Ingredients
Equipment
Method
- Preheat your oven to 375°F. Spray a 9x13 inch baking dish generously with nonstick cooking spray, coating the corners and sides.
- If chicken breasts are uneven in thickness, place each between two sheets of plastic wrap or parchment paper. Use a meat mallet or heavy skillet to gently pound the thicker end until the entire piece is 3/4 to 1 inch thick throughout.
- Sprinkle both sides of each chicken breast with 1/2 cup of the grated Parmesan cheese, black pepper, and a light pinch of salt. Arrange the seasoned breasts in the prepared baking dish with space between each piece if possible.
- In a small bowl, whisk together the Caesar dressing and sour cream until completely smooth. Pour this sauce over each chicken breast, using a spoon to spread it evenly across the top and sides.

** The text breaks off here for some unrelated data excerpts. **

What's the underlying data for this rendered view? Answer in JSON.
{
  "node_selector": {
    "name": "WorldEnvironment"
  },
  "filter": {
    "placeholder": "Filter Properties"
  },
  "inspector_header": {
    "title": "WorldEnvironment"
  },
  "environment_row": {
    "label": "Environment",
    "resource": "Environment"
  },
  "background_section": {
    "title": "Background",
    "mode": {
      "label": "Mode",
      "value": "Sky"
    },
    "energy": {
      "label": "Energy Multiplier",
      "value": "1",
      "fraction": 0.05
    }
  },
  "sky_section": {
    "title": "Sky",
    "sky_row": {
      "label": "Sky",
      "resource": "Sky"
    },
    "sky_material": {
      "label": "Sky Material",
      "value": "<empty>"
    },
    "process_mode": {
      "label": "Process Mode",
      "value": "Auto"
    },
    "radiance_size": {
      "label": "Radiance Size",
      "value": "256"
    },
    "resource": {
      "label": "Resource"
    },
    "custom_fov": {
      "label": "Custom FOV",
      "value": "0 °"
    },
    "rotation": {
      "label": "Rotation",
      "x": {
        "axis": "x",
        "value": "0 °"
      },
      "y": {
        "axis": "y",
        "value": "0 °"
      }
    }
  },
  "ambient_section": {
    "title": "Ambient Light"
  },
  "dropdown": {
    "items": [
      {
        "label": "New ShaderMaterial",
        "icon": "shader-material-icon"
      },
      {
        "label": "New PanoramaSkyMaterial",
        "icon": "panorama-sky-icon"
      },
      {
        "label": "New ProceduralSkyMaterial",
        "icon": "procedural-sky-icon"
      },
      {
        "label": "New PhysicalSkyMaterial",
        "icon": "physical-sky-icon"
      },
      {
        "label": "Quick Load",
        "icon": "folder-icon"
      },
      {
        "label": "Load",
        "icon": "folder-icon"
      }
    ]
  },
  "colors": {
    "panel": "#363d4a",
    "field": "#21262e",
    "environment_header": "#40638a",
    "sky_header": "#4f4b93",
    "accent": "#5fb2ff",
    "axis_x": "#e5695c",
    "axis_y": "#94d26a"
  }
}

Sprinkle the remaining 1/2 cup of Parmesan cheese over the sauce layer.
- Bake uncovered for 20 minutes. The chicken should be mostly cooked through and the sauce will bubble gently around the edges.
- While the chicken bakes, melt the butter in a small bowl. Add the panko breadcrumbs or crushed croutons and stir until all crumbs are coated. For extra flavor, mix in additional Parmesan, black pepper, or garlic powder if desired.
- After 20 minutes, remove the baking dish from the oven. Sprinkle the buttered breadcrumb mixture evenly over the top of each chicken breast, creating a uniform layer.
- Return the dish to the oven and bake for an additional 10 minutes.
- Switch the oven to broil. Position the baking dish about 6 inches from the broiler element. Broil for 1-2 minutes, watching constantly, until the breadcrumb topping turns golden brown.
- Remove from oven and loosely tent with aluminum foil. Let the chicken rest for 5-10 minutes before serving to allow juices to redistribute.
Notes
Storage: Store leftover chicken in an airtight container in the refrigerator for up to 3 days. Reheat in a 350°F oven covered with foil for 15-20 minutes, removing foil for the last 5 minutes to re-crisp the topping.
Freezing: Wrap individual portions tightly in plastic wrap, then foil, and freeze for up to 2 months. Thaw overnight in refrigerator before reheating.
Substitutions: Greek yogurt can replace sour cream. Chicken thighs work well in place of breasts. For gluten-free, use gluten-free breadcrumbs or almond flour.
Make-ahead: Assemble completely through step 4, cover with plastic wrap, and refrigerate up to 24 hours. Let sit at room temperature 20 minutes before baking, adding 5 minutes to initial baking time.
Doneness: Use an instant-read thermometer to ensure chicken reaches 165°F at the thickest part.